Em primeira instância, é notável que a propagação das redes sociais favoreceu o acesso a informações privadas, agravando, assim, o contratempo. Sob esse viés, no início do século XX, a revolução Tecno-Científico-Informacional propiciou diversos avanços no campo tecnológico, dentre eles, o advento da internet e das mídias comunicativas. Contudo, é perceptível que a superexposição dos indivíduos representa um revés desse progresso, uma vez que, ao compartilharem sua rotina no âmbito virtual, facilitam o trabalho de stalkers, colocando-se em posição de vulnerabilidade. Destarte, é necessária a modificação do panorama exposto.

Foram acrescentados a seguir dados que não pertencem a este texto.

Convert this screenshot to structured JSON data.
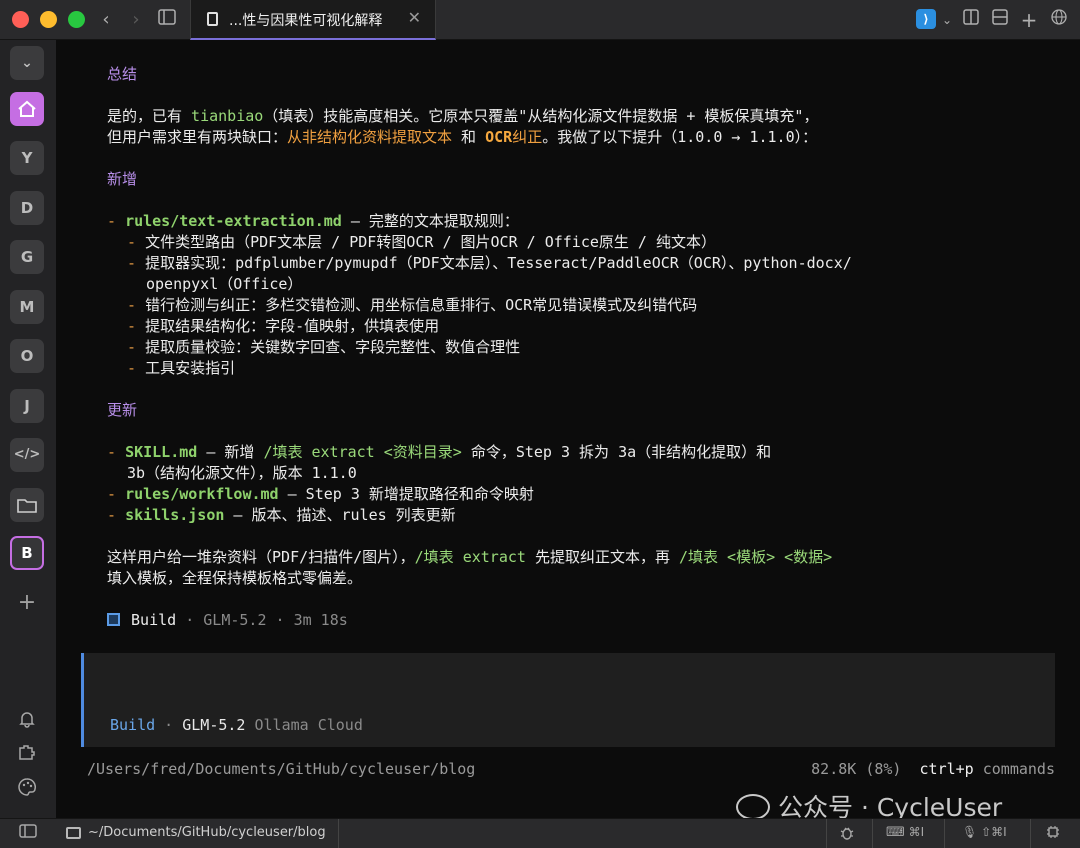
{
  "tab": {
    "title": "...性与因果性可视化解释",
    "close": "✕"
  },
  "sidebar": {
    "collapse": "⌄",
    "home": "⌂",
    "workspaces": [
      "Y",
      "D",
      "G",
      "M",
      "O",
      "J",
      "</>",
      "▭",
      "B"
    ],
    "add": "+",
    "bell": "🔔",
    "plugin": "⧉",
    "palette": "◔",
    "panel": "▭"
  },
  "content": {
    "h1": "总结",
    "p1_a": "是的，已有 ",
    "p1_code": "tianbiao",
    "p1_b": "（填表）技能高度相关。它原本只覆盖\"从结构化源文件提数据 + 模板保真填充\"，",
    "p2_a": "但用户需求里有两块缺口：",
    "p2_o1": "从非结构化资料提取文本",
    "p2_b": " 和 ",
    "p2_o2": "OCR",
    "p2_o3": "纠正",
    "p2_c": "。我做了以下提升（1.0.0 → 1.1.0）：",
    "h2": "新增",
    "n1_code": "rules/text-extraction.md",
    "n1_text": " — 完整的文本提取规则：",
    "n_items": [
      "文件类型路由（PDF文本层 / PDF转图OCR / 图片OCR / Office原生 / 纯文本）",
      "提取器实现：pdfplumber/pymupdf（PDF文本层）、Tesseract/PaddleOCR（OCR）、python-docx/",
      "错行检测与纠正：多栏交错检测、用坐标信息重排行、OCR常见错误模式及纠错代码",
      "提取结果结构化：字段-值映射，供填表使用",
      "提取质量校验：关键数字回查、字段完整性、数值合理性",
      "工具安装指引"
    ],
    "n_item2_cont": "openpyxl（Office）",
    "h3": "更新",
    "u1_code": "SKILL.md",
    "u1_a": " — 新增 ",
    "u1_cmd": "/填表 extract <资料目录>",
    "u1_b": " 命令，Step 3 拆为 3a（非结构化提取）和",
    "u1_cont": "3b（结构化源文件），版本 1.1.0",
    "u2_code": "rules/workflow.md",
    "u2_text": " — Step 3 新增提取路径和命令映射",
    "u3_code": "skills.json",
    "u3_text": " — 版本、描述、rules 列表更新",
    "s1_a": "这样用户给一堆杂资料（PDF/扫描件/图片），",
    "s1_cmd1": "/填表 extract",
    "s1_b": " 先提取纠正文本，再 ",
    "s1_cmd2": "/填表 <模板> <数据>",
    "s2": "填入模板，全程保持模板格式零偏差。",
    "build_label": "Build",
    "build_meta": " · GLM-5.2 · 3m 18s",
    "bullet": "-"
  },
  "input": {
    "mode": "Build",
    "sep": " · ",
    "model": "GLM-5.2",
    "provider": " Ollama Cloud"
  },
  "status": {
    "path": "/Users/fred/Documents/GitHub/cycleuser/blog",
    "tokens": "82.8K (8%)",
    "shortcut": "ctrl+p",
    "shortcut_label": " commands"
  },
  "watermark": "公众号 · CycleUser",
  "bottombar": {
    "path": "~/Documents/GitHub/cycleuser/blog",
    "shortcut1": "⌘I",
    "shortcut2": "⇧⌘I"
  }
}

Ademais, a ineficácia do Estado em assegurar a proteção das vítimas por meio de leis proveitosas resulta em impunidade para os agressores. Em abril de 2021, o crime de perseguição passou a ter tipificação específica e foi adicionado ao Código Penal com pena de 6 meses a 2 anos de reclusão. Todavia, o regulamento torna-se insuficiente, tendo em vista que uma curta apreensão aliada a morosidade da Justiça no Brasil causa insegurança nas pessoas oprimidas, as quais privam-se de atividades em ambiente externo, por exemplo, em decorrência do pavor desencadeado pelo assédio sofrido. Portanto, faz-se mister a reformulação dessa postura estatal de forma urgente.
Isso posto, é imprescindível a adoção de medidas que mitiguem a incidência de tais perseguições. Logo, cabe ao Governo Federal, por meio do Ministério da Educação, proporcionar palestras nas escolas, de forma emergencial, no que concernem à conscientização sobre o uso seguro da internet, a fim de reduzir a exibição de dados particulares no mundo virtual.